To be honest, you could leave the muffins like this and enjoy them plain with a cup of tea or coffee. On the other hand, though, it is Christmas, which comes but once a year, so I say go ahead and be a devil – whip up some of that salted caramel frosting to dollop over the top! I have to admit this does leave you with something more like a cupcake, but you can always go easy on the frosting if you don’t want the overall effect to be too sweet.
I hope you decide to give these little beauties a go. Apart from anything else, they will permeate your home with the most delectable spicy, gingery, caramel-y aroma.
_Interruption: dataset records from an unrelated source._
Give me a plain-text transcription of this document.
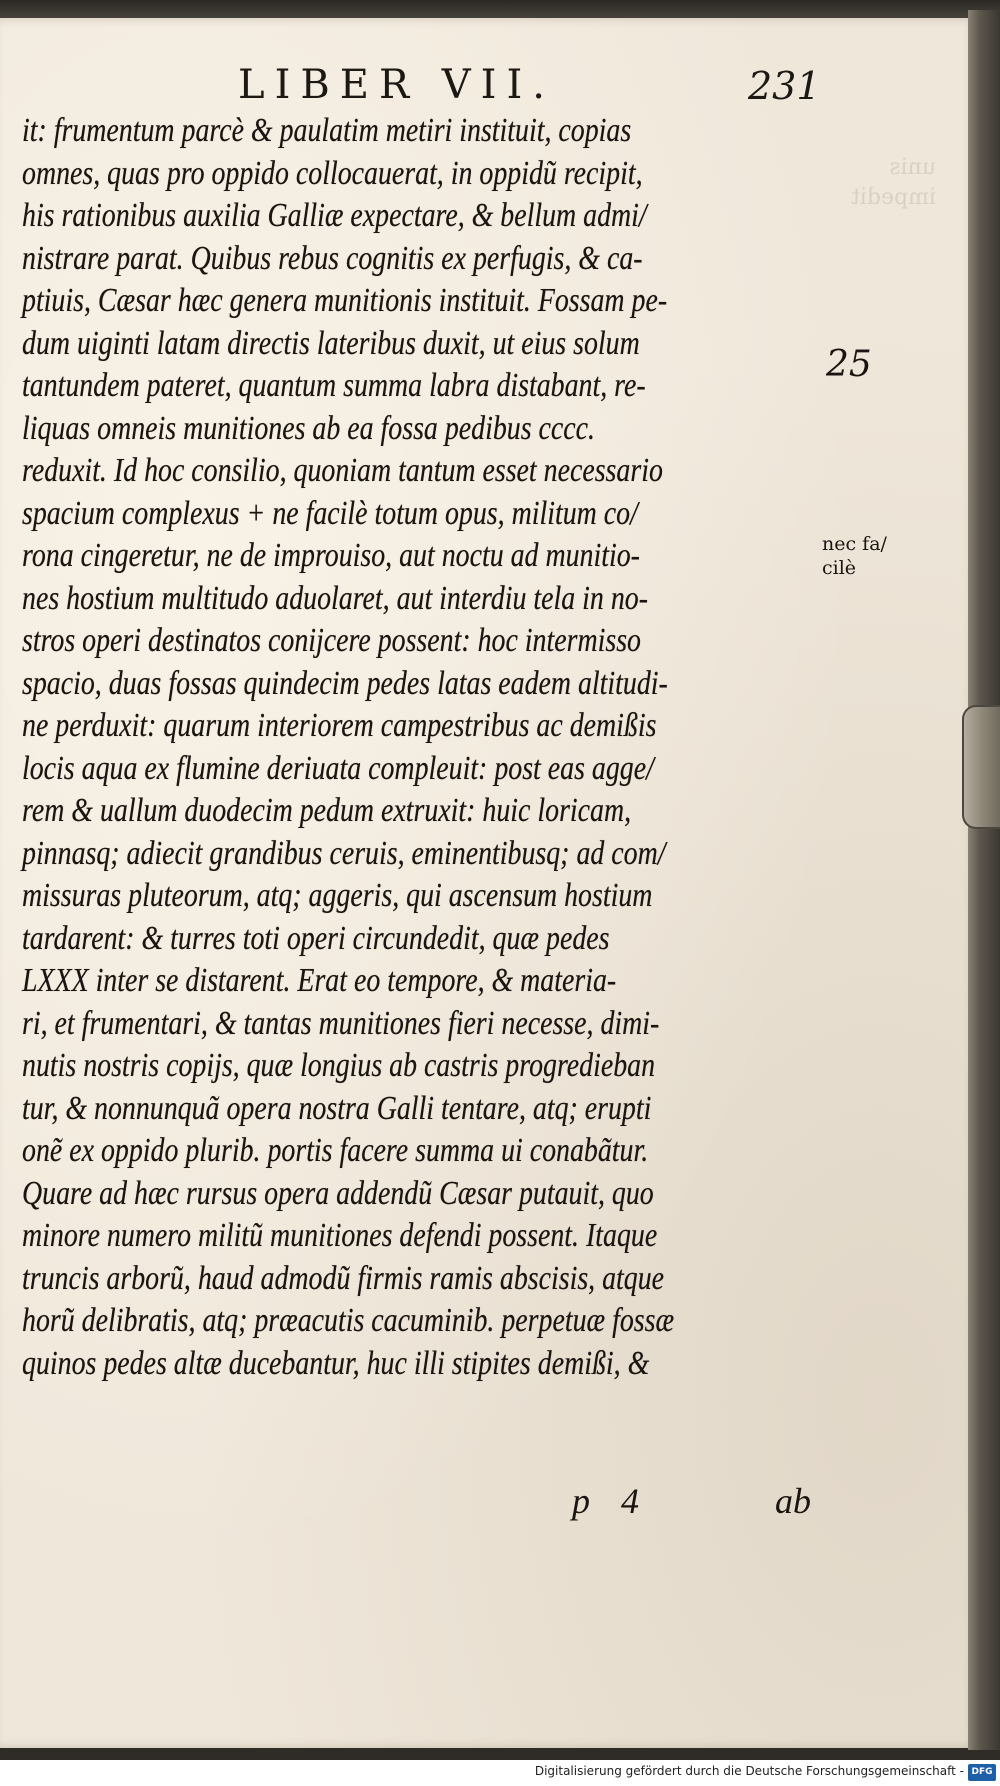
unis
impedit
LIBER VII.	231
it: frumentum parcè & paulatim metiri instituit, copias
omnes, quas pro oppido collocauerat, in oppidũ recipit,
his rationibus auxilia Galliæ expectare, & bellum admi/
nistrare parat. Quibus rebus cognitis ex perfugis, & ca-
ptiuis, Cæsar hæc genera munitionis instituit. Fossam pe-
dum uiginti latam directis lateribus duxit, ut eius solum
tantundem pateret, quantum summa labra distabant, re-
liquas omneis munitiones ab ea fossa pedibus cccc.
reduxit. Id hoc consilio, quoniam tantum esset necessario
spacium complexus + ne facilè totum opus, militum co/
rona cingeretur, ne de improuiso, aut noctu ad munitio-
nes hostium multitudo aduolaret, aut interdiu tela in no-
stros operi destinatos conijcere possent: hoc intermisso
spacio, duas fossas quindecim pedes latas eadem altitudi-
ne perduxit: quarum interiorem campestribus ac demißis
locis aqua ex flumine deriuata compleuit: post eas agge/
rem & uallum duodecim pedum extruxit: huic loricam,
pinnasq; adiecit grandibus ceruis, eminentibusq; ad com/
missuras pluteorum, atq; aggeris, qui ascensum hostium
tardarent: & turres toti operi circundedit, quæ pedes
LXXX inter se distarent. Erat eo tempore, & materia-
ri, et frumentari, & tantas munitiones fieri necesse, dimi-
nutis nostris copijs, quæ longius ab castris progredieban
tur, & nonnunquã opera nostra Galli tentare, atq; erupti
onẽ ex oppido plurib. portis facere summa ui conabãtur.
Quare ad hæc rursus opera addendũ Cæsar putauit, quo
minore numero militũ munitiones defendi possent. Itaque
truncis arborũ, haud admodũ firmis ramis abscisis, atque
horũ delibratis, atq; præacutis cacuminib. perpetuæ fossæ
quinos pedes altæ ducebantur, huc illi stipites demißi, &
25
nec fa/
cilè
p 4	ab
Digitalisierung gefördert durch die Deutsche Forschungsgemeinschaft - DFG
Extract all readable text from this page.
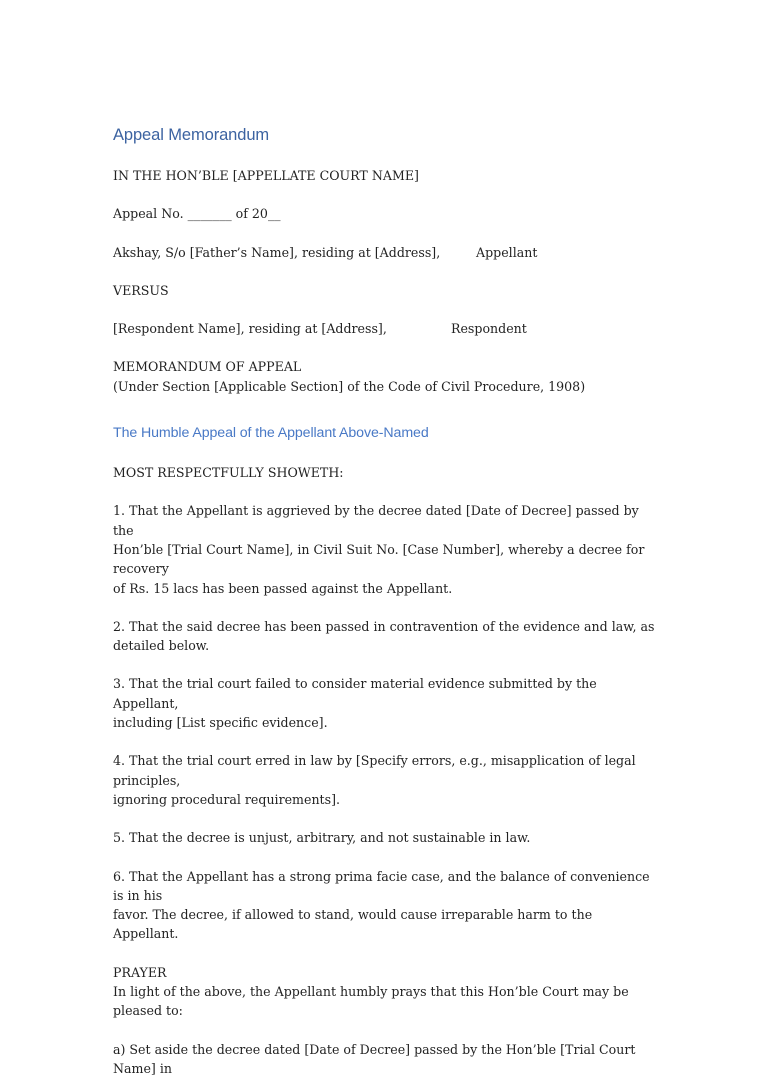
Appeal Memorandum
IN THE HON’BLE [APPELLATE COURT NAME]
Appeal No. _______ of 20__
Akshay, S/o [Father’s Name], residing at [Address],	Appellant
VERSUS
[Respondent Name], residing at [Address],	Respondent
MEMORANDUM OF APPEAL
(Under Section [Applicable Section] of the Code of Civil Procedure, 1908)
The Humble Appeal of the Appellant Above-Named
MOST RESPECTFULLY SHOWETH:
1. That the Appellant is aggrieved by the decree dated [Date of Decree] passed by the
Hon’ble [Trial Court Name], in Civil Suit No. [Case Number], whereby a decree for recovery
of Rs. 15 lacs has been passed against the Appellant.
2. That the said decree has been passed in contravention of the evidence and law, as
detailed below.
3. That the trial court failed to consider material evidence submitted by the Appellant,
including [List specific evidence].
4. That the trial court erred in law by [Specify errors, e.g., misapplication of legal principles,
ignoring procedural requirements].
5. That the decree is unjust, arbitrary, and not sustainable in law.
6. That the Appellant has a strong prima facie case, and the balance of convenience is in his
favor. The decree, if allowed to stand, would cause irreparable harm to the Appellant.
PRAYER
In light of the above, the Appellant humbly prays that this Hon’ble Court may be pleased to:
a) Set aside the decree dated [Date of Decree] passed by the Hon’ble [Trial Court Name] in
Pretty hard to resist!
Serves: makes about 12 muffins
- 140 grams/5 ounces unsalted butter
- 150 grams/7 ounces caster sugar
- 60 grams/2.5 ounces black treacle (molasses)
- 60 grams/2.5 ounces golden syrup (or equal parts molasses & corn syrup – see notes below)
- 2 eggs & 2 egg yolks
- a walnut-sized piece of fresh ginger, grated
- 75 to 100 grams crystallised ginger, chopped
- 300 grams/10.5 ounces plain flour
- 4 teaspoons ground ginger
- 1 teaspoon ground nutmeg
- 2 teaspoons baking powder
- 1 teaspoon salt
- 240 ml/8.5 fluid ounces warmed milk
- 2 tablespoons butter
- 3 tablespoons milk (or cream for a richer frosting!)
- 110 grams/3.9 ounces (about half a cup) brown sugar
- 130 grams/4.5 ounces (about a cup) confectioner’s/icing sugar
- ½ teaspoon vanilla extract
- ½ teaspoon salt
- Sugar decorations of your choice (optional)
- Preheat the oven to 190C/375F. Line a muffin tin (12 holes) with muffin cases and set aside.
- Cream together the butter and sugar with a handheld whisk until light and fluffy, then whisk in the treacle/molasses, golden syrup (or equivalent – see notes) and eggs & egg yolks until well mixed. Stir in the grated fresh ginger and chopped crystallised ginger.
- Mix together the flour, ground ginger, nutmeg, baking powder and salt in a medium bowl. Add half of these dry ingredients to the wet mixture and mix together, then add half of the milk followed by the rest of the dry ingredients and the rest of the milk. Mix everything together well (but don’t overmix).
- Spoon the mixture into the muffin cases (I used a small ladle as the mixture is quite runny. You can fill them quite full – just leave at least a cm or so at the top) then bake for about 20 minutes or until the muffins are well risen and firm on top.
- Cool the muffins on a cooling rack. Meanwhile, make the frosting. In a small pan over medium heat, melt the butter, then add the milk/cream and sugar and let it all bubble quite vigorously for about a minute. Take off the heat, then slowly add the icing sugar.
- If the frosting is a little too thick, add a tiny bit more milk. If it’s a little too thin, add a bit more icing sugar. Finally, stir in the vanilla extract and salt.
- Dollop about a teaspoon or so of frosting onto each muffin and, if you like, decorate with sugar decorations.
Golden syrup is made by a company called Lyles in the UK. If you can’t find it where you are (sometimes you can find it in specialist food stores or foreign food sections in supermarkets abroad) then you can substitute with half molasses and half corn syrup.
I appreciate that some of you may find it difficult to find crystallised ginger (it’s common here in the UK, especially close to Christmas). If you do, add in a little extra grated fresh ginger instead.
If you would like to add some sugar decorations at the end, make sure you add them pretty quickly. The frosting sets pretty fast!